Purpose of review: Perinatal HIV-1 infection is associated with an increased risk for neurologic impairments. With limited access to clinical specimens, animal models could advance our understanding of pediatric central nervous system (CNS) disease and viral persistence. Here, we summarize current findings on HIV-1 CNS infection from nonhuman primate (NHP) models and discuss their implications for improving pediatric clinical outcomes.
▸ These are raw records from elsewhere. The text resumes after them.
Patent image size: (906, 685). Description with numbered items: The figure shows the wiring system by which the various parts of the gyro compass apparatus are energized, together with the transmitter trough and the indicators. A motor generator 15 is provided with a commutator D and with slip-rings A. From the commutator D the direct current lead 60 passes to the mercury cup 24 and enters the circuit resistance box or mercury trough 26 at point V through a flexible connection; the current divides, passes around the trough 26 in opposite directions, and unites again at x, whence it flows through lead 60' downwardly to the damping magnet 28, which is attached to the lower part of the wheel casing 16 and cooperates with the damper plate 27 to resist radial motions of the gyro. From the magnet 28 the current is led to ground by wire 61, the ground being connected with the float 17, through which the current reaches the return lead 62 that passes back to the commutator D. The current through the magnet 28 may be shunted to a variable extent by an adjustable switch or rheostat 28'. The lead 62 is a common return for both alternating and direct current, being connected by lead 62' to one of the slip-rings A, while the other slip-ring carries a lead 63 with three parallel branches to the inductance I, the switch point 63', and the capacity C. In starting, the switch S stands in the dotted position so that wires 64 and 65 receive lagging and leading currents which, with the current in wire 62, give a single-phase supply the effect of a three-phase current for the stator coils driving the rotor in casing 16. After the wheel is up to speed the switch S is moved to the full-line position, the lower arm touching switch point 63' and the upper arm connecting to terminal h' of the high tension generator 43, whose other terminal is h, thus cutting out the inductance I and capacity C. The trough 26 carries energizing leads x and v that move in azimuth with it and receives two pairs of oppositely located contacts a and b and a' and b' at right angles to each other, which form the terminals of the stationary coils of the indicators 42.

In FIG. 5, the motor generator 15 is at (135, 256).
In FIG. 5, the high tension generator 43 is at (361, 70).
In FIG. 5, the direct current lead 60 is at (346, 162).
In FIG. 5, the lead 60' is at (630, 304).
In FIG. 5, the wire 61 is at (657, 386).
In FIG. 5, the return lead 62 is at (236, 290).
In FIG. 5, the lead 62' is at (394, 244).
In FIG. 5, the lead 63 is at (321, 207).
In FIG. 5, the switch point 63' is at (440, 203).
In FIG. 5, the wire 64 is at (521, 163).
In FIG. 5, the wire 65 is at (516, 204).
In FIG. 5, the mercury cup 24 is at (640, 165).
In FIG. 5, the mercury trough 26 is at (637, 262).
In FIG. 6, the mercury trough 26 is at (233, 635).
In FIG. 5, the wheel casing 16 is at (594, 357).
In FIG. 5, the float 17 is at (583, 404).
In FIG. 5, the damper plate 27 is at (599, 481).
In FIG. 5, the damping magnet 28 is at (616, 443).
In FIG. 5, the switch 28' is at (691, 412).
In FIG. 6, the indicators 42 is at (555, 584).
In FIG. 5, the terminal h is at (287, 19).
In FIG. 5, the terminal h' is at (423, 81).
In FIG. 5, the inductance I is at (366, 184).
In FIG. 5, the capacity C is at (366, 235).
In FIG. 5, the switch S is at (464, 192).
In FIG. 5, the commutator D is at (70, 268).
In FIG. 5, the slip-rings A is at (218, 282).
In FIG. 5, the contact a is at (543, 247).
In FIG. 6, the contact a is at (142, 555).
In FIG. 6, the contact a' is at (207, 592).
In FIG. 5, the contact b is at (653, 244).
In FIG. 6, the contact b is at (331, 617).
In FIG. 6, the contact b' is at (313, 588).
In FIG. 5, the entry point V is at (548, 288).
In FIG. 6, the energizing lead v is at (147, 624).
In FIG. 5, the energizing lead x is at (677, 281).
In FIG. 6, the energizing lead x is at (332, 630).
Recent findings: SIV/SHIV can be found in the CNS of infant macaques within 48 h of challenge. Recent studies show an impermeable BBB during SIV infection, suggesting neuroinvasion in post-partum infection is likely not wholly attributed to barrier dysfunction. Histopathological findings reveal dramatic reductions in hippocampal neuronal populations and myelination in infected infant macaques, providing a link for cognitive impairments seen in pediatric cases. Evidence from humans and NHPs support the CNS as a functional latent reservoir, harbored in myeloid cells that may require unique eradication strategies. Studies in NHP models are uncovering early events, causes, and therapeutic targets of CNS disease as well as highlighting the importance of age-specific studies that capture the distinct features of pediatric HIV-1 infection.
Keywords: AIDS; CNS; Neurocognitive; Nonhuman primates; Pediatrics; Reservoir.